The Site Reliability Engineer (SRE) creates a bridge between development and operations by applying an engineering mindset to system administration topics, analyzing complex data systems, anticipating problems and findings ways to mitigate risk. The SRE works with software development in the design implementation, and ongoing operation of the tools that automate building, provisioning, and monitoring of the Choice Hotels infrastructure and applications. Our SRE group is responsible for the reliability, automation, and scalability while being ever vigilant about capacity and performance.
This position will help drive platform reliability best practices, influencing design decisions, and getting hands-on to tackle key infrastructure, cluster, automation, and scaling challenges.

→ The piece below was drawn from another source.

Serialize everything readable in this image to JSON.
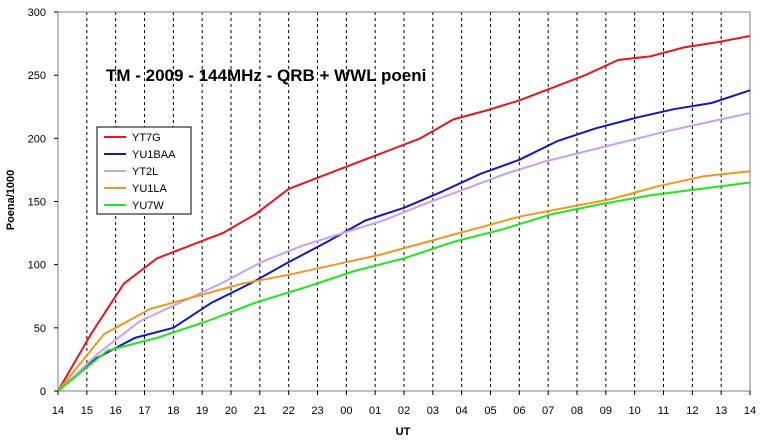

In addition to technical depth, great interpersonal skills and comfort in a fast-paced setting, this role calls for working with diverse stakeholders in an agile work environment.
Reports to Manager of Network Operation
- Address critical and major incidents as they arise and drive the incident through to resolution while keeping accurate and comprehensive notes to be utilized in the “Root Cause Analysis and Problem Management” phase of the incident.
- Ability to utilize the suit of monitoring and APM applications deployed in the enterprise to recognize trends within applications in order to quickly resolve potential incidents and outages guarantying the high availability of systems.
- Automate the build operation and monitoring of Choice Hotels International eco-system.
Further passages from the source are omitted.